The module that is generated exposes the following platform ABI entry points:
ParquetSQLiteProcessWideInit
ParquetSQLiteOpenDatabase
ParquetSQLiteExec
ParquetSQLiteFreeMemory
ParquetSQLiteCloseDatabase
A typical workflow is as follows:
- ParquetSQLiteProcessWideInit("\tmpDir")
- ParquetSQLiteOpenDatabase("\tmpDir\tmp.db", void** outParamSQLitePointer)
- ParquetSQLiteExec(outParamSQLitePointer, "CREATE VIRTUAL TABLE MyDemo FROM parquet('c:/test1.parquet', 'c:/test2.parquet')", PerResultCallBackFunc, ContextPointer, char** outParamErrorMessage)
- ParquetSQLiteExec(outParamSQLitePointer, "SELECT COUNT(*) FROM MyDemo WHERE SomeColumnInParquetFile = 5", ...)
- More invocations of
ParquetSQLiteExec
if you want to do joins, or more queries on the same set of parquet files, etc. ParquetSQLiteCloseDatabase(outParamSQLitePointer)

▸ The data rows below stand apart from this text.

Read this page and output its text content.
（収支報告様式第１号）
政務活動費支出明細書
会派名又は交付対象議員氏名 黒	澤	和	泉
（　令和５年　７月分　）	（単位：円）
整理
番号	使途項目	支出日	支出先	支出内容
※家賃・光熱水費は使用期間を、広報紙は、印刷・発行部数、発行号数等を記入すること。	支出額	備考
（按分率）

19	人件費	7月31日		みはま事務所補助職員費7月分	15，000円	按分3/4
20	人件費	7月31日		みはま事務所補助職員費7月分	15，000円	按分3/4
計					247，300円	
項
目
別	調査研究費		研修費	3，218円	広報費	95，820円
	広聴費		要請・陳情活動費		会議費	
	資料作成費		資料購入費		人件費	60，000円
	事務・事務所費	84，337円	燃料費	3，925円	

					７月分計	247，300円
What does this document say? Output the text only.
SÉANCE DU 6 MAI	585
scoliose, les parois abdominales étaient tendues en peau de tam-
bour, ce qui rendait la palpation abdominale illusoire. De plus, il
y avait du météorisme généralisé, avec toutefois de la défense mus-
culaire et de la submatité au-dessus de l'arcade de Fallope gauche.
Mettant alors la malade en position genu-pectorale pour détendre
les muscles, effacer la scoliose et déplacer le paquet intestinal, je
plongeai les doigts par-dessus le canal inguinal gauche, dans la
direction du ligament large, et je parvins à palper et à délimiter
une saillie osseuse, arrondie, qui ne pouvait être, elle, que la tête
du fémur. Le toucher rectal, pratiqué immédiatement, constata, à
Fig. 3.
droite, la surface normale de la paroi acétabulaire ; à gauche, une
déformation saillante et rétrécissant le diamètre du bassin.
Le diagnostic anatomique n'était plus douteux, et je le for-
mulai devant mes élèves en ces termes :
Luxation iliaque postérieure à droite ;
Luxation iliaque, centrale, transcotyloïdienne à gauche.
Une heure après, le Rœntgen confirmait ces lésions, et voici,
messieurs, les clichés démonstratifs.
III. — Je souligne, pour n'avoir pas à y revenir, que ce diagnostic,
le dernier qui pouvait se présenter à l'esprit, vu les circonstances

Note: ParquetSQLiteFreeMemory
is there only for the errorMessage
parameter memory clean up when there is an error in ParquetSQLiteExec
Row group filtering is supported for strings and numerics so long as the SQLite type matches the Parquet type.
e.g. if you have a column foo
that is an INT32, this query will skip row groups whose
statistics prove that it does not contain relevant rows:
SELECT * FROM tbl WHERE foo = 123;
but this query will devolve to a table scan:
SELECT * FROM tbl WHERE foo = '123';
This is laziness on my part and could be fixed without too much effort.
For common constraints, the row is checked to see if it satisfies the query's constraints before returning control to SQLite's virtual machine. This minimizes the number of allocations performed when many rows are filtered out by the user's criteria.
Individual clauses are mapped to the row groups they match.
eg going on row group statistics, which store minimum and maximum values, a clause
like WHERE city = 'Dawson Creek'
may match 80% of row groups.
In reality, it may only be present in one or two row groups.
This is recorded in a shadow table so future queries that contain that clause can read only the necessary row groups.
These Parquet types are supported:
- INT96 timestamps (exposed as milliseconds since the epoch)
- INT8/INT16/INT32/INT64
- UTF8 strings
- BOOLEAN
- FLOAT
- DOUBLE
- Variable- and fixed-length byte arrays
These are not currently supported:
- UINT8/UINT16/UINT32/UINT64
- DECIMAL